International Women's Day website owners urged to stop 'exploiting' day
Open letter aims to push the website to be more transparent about how it operates and where its revenue goes
More than 900 people have signed an open letter calling on the owners of the website internationalwomensday.com to "contribute meaningfully" to the cause or step aside, reports The Guardian.
The letter argues that the platform has been "exploiting a social movement for financial gain without addressing the structural issues that International Women's Day was founded to highlight." It was written by two UK-based professionals and has been widely circulated on social media.
The criticism follows a report published in December by The Guardian, which revealed that a London-based marketing firm has for years operated a website that many British brands mistakenly believed to be linked to the United Nations' official International Women's Day initiative.
The United Nations has distanced itself from the site. Each year the website promotes its own theme for the day, which differs from the UN's official theme. This year, the site's theme is "Give to Gain."
Belinda Jane Batt, a coach who works with mothers and one of the letter's authors, said she felt compelled to speak out after years of observing the website's campaigns.

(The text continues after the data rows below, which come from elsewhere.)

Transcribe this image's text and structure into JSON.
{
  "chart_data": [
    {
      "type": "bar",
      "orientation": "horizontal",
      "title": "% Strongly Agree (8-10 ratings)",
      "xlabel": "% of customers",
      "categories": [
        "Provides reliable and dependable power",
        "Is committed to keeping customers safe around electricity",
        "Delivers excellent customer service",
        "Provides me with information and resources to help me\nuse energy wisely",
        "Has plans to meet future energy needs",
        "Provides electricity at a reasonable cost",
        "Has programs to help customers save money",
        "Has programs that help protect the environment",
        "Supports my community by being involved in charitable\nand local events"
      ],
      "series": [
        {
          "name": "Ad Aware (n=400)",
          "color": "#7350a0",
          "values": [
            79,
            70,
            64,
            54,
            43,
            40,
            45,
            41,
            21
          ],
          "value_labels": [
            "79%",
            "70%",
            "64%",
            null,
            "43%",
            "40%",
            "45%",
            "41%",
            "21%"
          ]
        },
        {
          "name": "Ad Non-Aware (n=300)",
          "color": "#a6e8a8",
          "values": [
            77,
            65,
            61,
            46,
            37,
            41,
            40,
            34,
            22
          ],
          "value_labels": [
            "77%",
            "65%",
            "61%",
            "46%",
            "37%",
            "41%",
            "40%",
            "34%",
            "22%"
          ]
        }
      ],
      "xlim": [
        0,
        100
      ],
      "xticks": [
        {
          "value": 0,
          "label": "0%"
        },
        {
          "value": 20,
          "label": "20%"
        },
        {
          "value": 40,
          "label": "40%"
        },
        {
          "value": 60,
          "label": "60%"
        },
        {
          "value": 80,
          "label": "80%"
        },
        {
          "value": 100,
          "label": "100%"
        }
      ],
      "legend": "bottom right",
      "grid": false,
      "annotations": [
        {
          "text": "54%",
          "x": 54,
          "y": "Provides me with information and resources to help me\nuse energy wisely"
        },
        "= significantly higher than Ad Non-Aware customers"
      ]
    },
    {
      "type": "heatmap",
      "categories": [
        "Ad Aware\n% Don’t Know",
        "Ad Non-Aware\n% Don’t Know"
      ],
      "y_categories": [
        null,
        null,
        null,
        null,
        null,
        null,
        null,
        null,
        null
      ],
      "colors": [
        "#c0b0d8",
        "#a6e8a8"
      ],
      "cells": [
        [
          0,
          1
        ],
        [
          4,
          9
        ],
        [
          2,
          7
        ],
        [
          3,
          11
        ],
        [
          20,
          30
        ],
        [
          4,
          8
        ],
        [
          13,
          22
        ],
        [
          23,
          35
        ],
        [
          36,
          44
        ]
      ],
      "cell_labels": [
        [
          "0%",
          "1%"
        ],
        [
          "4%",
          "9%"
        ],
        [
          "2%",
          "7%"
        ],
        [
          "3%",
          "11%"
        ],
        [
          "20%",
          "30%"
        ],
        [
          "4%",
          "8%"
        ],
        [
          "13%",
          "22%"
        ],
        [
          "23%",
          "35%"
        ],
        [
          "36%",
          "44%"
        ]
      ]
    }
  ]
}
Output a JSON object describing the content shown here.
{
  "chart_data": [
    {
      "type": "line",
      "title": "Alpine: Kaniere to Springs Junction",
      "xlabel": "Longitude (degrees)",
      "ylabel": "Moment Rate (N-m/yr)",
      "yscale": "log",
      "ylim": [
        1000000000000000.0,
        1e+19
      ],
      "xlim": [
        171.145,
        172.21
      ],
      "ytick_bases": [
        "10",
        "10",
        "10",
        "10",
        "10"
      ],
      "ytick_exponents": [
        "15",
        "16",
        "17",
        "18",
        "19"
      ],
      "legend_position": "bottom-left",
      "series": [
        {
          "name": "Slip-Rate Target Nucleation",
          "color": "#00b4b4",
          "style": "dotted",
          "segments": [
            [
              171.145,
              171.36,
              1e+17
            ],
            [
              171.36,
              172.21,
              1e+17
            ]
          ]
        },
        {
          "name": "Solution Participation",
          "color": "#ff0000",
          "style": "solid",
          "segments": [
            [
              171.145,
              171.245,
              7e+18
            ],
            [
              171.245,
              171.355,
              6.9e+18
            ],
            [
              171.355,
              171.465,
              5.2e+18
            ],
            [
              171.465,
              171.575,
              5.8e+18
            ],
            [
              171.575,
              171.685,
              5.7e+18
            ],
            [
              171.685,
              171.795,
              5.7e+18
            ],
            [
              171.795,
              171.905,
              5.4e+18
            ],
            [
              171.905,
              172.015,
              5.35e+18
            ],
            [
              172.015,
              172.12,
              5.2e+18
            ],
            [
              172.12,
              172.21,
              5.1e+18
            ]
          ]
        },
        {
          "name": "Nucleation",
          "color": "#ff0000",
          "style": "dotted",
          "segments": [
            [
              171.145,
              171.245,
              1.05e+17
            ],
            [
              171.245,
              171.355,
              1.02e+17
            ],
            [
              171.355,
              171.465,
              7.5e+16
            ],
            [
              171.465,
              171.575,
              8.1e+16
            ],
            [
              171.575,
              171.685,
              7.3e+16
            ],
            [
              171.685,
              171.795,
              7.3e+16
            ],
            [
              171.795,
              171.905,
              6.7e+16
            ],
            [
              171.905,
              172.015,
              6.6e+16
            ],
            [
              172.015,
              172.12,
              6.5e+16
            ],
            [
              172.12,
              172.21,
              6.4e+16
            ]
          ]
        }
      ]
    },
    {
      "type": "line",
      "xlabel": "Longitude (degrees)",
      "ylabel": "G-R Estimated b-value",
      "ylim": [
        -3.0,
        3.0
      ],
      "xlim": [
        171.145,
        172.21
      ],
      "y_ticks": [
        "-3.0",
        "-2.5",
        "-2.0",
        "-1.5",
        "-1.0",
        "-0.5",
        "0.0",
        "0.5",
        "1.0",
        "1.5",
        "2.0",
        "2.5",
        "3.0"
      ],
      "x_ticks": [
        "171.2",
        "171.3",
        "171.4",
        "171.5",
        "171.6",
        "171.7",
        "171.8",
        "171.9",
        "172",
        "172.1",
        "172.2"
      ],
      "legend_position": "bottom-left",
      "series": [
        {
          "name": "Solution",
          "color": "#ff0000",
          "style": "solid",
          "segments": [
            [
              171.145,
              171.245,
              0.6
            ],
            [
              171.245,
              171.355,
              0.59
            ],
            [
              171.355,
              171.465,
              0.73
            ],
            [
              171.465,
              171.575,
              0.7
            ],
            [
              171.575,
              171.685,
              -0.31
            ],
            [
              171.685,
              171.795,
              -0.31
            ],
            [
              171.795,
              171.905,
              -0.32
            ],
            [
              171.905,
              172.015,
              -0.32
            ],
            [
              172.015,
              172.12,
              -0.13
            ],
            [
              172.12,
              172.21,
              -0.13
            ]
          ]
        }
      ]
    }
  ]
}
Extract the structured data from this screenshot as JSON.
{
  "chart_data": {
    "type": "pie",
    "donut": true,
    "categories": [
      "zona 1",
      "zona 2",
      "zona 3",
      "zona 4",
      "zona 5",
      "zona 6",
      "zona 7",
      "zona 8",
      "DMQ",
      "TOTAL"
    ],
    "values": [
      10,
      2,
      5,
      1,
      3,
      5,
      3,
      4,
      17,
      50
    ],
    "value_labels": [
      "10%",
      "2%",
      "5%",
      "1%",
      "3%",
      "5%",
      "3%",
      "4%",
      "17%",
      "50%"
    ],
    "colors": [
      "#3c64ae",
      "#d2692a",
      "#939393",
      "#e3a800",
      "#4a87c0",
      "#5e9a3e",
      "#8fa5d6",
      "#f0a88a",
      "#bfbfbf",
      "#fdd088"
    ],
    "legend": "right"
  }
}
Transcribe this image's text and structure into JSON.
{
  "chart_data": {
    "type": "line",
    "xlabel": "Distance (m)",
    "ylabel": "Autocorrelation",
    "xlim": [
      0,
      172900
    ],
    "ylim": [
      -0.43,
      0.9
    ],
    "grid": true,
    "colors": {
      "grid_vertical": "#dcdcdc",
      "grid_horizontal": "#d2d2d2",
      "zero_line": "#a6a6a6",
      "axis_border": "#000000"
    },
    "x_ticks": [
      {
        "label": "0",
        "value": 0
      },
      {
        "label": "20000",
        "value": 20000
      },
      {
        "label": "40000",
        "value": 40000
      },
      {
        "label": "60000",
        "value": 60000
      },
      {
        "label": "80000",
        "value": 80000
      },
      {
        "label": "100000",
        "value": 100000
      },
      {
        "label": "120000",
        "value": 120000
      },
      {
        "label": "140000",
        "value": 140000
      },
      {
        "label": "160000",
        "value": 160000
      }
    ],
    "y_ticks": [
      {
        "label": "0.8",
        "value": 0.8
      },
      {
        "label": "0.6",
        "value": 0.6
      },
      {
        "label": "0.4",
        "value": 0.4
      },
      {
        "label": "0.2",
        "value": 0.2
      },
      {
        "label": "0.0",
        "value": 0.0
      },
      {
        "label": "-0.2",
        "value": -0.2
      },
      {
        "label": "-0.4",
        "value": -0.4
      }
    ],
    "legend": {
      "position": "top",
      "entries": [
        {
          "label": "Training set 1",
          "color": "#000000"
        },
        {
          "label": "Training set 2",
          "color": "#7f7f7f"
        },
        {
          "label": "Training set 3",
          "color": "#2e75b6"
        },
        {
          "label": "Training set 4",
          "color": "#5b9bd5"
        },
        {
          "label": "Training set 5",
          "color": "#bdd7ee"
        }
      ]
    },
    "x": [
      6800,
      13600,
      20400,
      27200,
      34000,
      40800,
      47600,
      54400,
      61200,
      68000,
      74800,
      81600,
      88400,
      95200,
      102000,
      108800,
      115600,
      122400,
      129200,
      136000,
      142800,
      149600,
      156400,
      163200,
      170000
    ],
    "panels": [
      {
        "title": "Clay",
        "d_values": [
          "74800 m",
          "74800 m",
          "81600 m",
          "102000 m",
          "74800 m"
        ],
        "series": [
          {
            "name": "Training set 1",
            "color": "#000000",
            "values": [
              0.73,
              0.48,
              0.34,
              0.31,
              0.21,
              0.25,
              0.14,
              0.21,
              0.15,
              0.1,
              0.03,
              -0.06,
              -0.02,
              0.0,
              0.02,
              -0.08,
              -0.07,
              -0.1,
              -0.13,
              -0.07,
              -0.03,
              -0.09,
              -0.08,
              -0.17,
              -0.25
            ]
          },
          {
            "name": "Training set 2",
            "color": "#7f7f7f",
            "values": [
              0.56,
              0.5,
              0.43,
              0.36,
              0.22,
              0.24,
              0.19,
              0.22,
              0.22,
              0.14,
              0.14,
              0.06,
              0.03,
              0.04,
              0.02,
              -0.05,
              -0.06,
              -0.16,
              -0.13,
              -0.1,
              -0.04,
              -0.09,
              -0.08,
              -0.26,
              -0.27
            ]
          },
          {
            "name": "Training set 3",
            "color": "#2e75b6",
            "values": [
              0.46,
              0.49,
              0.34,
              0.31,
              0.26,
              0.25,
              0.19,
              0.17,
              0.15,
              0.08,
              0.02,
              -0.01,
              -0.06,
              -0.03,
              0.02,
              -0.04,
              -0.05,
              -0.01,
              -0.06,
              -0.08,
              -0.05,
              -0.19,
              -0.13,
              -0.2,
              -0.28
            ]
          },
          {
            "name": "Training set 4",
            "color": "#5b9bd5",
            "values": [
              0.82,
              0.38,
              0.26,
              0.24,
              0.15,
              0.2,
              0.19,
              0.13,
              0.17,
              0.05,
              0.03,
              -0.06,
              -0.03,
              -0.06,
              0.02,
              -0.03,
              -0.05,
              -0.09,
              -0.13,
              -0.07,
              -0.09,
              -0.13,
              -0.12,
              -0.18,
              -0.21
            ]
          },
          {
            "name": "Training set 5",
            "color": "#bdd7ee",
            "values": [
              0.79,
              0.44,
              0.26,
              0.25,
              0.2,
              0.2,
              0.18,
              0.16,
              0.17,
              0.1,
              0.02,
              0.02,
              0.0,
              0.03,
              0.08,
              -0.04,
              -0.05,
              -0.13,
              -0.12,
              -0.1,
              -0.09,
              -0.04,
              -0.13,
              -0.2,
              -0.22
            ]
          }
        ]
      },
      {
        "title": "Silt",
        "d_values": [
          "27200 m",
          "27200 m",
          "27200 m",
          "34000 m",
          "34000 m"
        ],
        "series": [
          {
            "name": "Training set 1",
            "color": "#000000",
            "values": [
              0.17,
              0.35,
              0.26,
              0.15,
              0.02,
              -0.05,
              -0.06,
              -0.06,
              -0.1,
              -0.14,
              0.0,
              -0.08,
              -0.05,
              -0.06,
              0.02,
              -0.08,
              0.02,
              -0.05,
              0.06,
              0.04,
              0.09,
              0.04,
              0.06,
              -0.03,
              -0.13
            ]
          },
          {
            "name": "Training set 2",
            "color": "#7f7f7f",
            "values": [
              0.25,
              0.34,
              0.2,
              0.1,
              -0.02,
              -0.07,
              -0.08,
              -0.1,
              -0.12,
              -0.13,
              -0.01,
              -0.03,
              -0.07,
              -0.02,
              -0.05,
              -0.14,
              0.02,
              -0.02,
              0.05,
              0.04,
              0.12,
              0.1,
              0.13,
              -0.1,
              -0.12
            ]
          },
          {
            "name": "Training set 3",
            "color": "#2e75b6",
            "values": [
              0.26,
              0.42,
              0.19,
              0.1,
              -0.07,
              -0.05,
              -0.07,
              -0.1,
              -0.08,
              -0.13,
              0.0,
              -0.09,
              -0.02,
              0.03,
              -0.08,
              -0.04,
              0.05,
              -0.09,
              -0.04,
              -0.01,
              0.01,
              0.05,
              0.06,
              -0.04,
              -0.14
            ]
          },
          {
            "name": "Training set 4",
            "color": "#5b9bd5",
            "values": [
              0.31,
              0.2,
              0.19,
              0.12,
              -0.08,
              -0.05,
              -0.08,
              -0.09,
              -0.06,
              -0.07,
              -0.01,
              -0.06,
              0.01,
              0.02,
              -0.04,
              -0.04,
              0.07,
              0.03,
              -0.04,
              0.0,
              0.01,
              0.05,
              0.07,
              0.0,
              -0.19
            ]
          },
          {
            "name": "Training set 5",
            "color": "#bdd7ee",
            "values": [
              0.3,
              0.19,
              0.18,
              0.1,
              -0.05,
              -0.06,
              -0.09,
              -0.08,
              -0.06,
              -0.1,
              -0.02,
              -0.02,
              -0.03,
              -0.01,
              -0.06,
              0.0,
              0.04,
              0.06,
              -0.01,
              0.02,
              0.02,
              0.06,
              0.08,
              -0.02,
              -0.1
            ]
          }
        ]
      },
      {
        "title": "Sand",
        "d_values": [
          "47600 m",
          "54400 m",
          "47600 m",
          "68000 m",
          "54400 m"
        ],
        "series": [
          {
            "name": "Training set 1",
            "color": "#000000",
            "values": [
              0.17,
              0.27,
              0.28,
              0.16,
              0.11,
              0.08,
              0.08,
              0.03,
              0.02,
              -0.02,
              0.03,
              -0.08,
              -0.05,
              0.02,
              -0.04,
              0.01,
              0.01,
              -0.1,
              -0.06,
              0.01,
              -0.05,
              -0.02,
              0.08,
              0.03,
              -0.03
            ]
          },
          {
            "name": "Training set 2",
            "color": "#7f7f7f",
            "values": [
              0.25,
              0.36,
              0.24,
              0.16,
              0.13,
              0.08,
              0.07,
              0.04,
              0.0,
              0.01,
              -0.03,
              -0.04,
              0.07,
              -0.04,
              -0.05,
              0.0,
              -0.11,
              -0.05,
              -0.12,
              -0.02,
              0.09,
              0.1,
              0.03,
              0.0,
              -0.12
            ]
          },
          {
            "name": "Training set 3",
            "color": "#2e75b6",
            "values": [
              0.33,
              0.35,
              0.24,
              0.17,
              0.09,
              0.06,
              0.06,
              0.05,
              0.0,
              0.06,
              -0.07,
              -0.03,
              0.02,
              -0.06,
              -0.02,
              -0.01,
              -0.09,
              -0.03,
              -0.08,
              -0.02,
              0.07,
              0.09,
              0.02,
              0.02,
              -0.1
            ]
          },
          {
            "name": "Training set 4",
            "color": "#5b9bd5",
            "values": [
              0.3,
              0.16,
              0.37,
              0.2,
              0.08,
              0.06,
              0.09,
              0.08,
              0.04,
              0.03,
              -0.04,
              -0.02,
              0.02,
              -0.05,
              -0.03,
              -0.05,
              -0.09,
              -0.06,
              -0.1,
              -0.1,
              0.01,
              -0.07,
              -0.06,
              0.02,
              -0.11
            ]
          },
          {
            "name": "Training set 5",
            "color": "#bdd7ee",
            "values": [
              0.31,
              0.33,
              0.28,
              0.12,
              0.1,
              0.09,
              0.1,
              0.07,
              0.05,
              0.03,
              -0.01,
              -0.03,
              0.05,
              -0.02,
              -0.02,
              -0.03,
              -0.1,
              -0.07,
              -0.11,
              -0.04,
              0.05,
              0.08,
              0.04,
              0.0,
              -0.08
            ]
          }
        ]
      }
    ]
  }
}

"There was just a lot of confusion that I was seeing on all of the social media channels and in my own networks of women about this conflation of the International Women's Day website with the movement of International Women's Day," she said.
She added that the movement risks being diluted by marketing-driven messaging.
"It is beginning to feel like the entire movement of International Women's Day is being watered down and turned into this kind of almost meaningless marketing, where the words and the themes don't actually seem to marry up with a genuine desire to advance women's rights."
Themes promoted by internationalwomensday.com have been adopted by several British organisations, including Sainsbury's, Barclays, the University of Warwick and UCL's School of Management. Some institutions have even cited them as though they were the official themes.
Responding to the criticism, the site's owners said that no single group owns International Women's Day and that their platform is "one of many organisations that mark the day globally." The website is operated by a company owned by marketing executive Glenda Slingsby, and its description of its relationship with the UN-recognised day has been described as vague.
Over the years, the site has partnered with several high-profile corporations, including the London Eye, MetLife, BP and Ernst & Young. It also sells merchandise and provides downloadable materials such as purple flag templates intended for promotional activities.
Mo Kanjilal, a Brighton-based founder of a diversity, equity and inclusion training company who also signed the letter, said the website's messaging reduces the seriousness of the day.
"The theme they announce is always quite corporate," she said. "Three words, kind of vacuous, making fun – in a way – of International Women's Day. You strike a pose or do a selfie and hug yourself."
She said this year's theme, "Give to Gain," was particularly frustrating given the ongoing global challenges facing women.
"We had girls killed in Iran, girls in Afghanistan that can't go to school. In this country, six years since the death and murder of Sarah Everard, the fight for women's rights is serious – 74,000 women a year lose their jobs through maternity discrimination. Asking us to pose and say 'Give to Gain' is not going to help with any of that," she said.
Batt said the open letter aims to push the website to be more transparent about how it operates and where its revenue goes.
"Where is all that money going? Is any of it going to causes that are for women, for women's advancement, for women's rights?" she asked. "I think these are things that need to be made more transparent."